Bénin: le « général » Faléti au cœur d’une insurrection à la prison de Missérété ?

Les détenus de la prison civile de Missérété seraient mécontents. Selon une publication du média en ligne « Le Parakois« , ils ont haussé la voix ce mercredi 06 mai 2020 pour exprimer leur mécontentement. Selon cette source, l’isolement du général autoproclamé « Faléti » des autres prisonniers serait la cause de ce mouvement d’humeur.

Le général autoproclamé Faléti serait-il à l’origine d’un mouvement de protestation des détenus de la prison civile de Missérété? C’est ce que semble insinuer le média en ligne « le parakois » dans une publication faite ce mercredi 06 mai 2020. Selon cette source, certains prisonniers, initiateurs de ce mouvement de protestation ont même tenté de casser la cellule du général autoproclamé Faléti.

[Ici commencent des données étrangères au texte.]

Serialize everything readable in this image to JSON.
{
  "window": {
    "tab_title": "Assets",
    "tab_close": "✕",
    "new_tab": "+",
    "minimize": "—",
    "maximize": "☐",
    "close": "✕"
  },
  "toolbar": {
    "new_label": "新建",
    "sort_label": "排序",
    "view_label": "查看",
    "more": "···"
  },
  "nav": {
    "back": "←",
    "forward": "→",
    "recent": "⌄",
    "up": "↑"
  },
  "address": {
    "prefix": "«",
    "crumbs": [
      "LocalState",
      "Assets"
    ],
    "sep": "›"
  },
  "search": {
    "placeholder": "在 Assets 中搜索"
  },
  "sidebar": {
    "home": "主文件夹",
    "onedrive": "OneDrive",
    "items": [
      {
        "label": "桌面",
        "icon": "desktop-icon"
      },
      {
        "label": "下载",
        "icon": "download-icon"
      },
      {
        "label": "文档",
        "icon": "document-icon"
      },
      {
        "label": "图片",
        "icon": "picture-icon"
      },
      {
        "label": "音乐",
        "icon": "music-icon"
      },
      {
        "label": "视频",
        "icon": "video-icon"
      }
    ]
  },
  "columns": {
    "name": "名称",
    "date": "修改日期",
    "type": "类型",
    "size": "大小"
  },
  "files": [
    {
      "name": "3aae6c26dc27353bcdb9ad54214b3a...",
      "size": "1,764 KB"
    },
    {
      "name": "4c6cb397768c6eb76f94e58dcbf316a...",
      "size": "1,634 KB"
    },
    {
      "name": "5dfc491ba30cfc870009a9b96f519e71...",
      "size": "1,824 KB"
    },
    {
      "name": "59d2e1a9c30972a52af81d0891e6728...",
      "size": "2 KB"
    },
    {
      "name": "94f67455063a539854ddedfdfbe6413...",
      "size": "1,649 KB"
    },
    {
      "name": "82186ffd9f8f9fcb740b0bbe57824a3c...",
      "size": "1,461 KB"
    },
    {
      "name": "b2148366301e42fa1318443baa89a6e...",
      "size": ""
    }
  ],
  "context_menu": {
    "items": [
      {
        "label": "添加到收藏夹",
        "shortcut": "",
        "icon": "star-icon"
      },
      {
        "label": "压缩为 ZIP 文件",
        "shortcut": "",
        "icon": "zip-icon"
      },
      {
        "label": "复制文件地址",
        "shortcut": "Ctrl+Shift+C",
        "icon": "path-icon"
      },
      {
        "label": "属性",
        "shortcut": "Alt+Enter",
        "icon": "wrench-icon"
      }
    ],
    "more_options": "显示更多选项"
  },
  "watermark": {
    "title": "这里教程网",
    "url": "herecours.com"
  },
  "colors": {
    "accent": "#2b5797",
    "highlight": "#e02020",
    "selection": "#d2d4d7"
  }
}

Les indiscrétions font état de ce que, depuis son incarcération, l’homme, qui a été au cœur de violentes manifestations à Savè et qui a défié les autorités en charge de la sécurité interne, serait gardé isolé des autres prisonniers. Toute chose qui ne serait pas à leur goût et qui serait à l’origine des mouvements d’humeur de ce jour. Mais d’autres sources contactées évoquent la saisine de portables que détiendraient certains détenus comme la cause de ce mouvement d’humeur. En effet, selon cette dernière source, il y a des cybercriminels parmi les détenus. Informé; le Commissaire Principal Yèkpè, directeur général de l’Administration pénitentiaire a initié une fouille des cellules qui a permis de mettre la main sur une trentaine de téléphones cellulaires. C’est la mise en garde à vue du chef du réseau qui a suscité les mouvements d’humeur qui a occasionné des dégâts matériels.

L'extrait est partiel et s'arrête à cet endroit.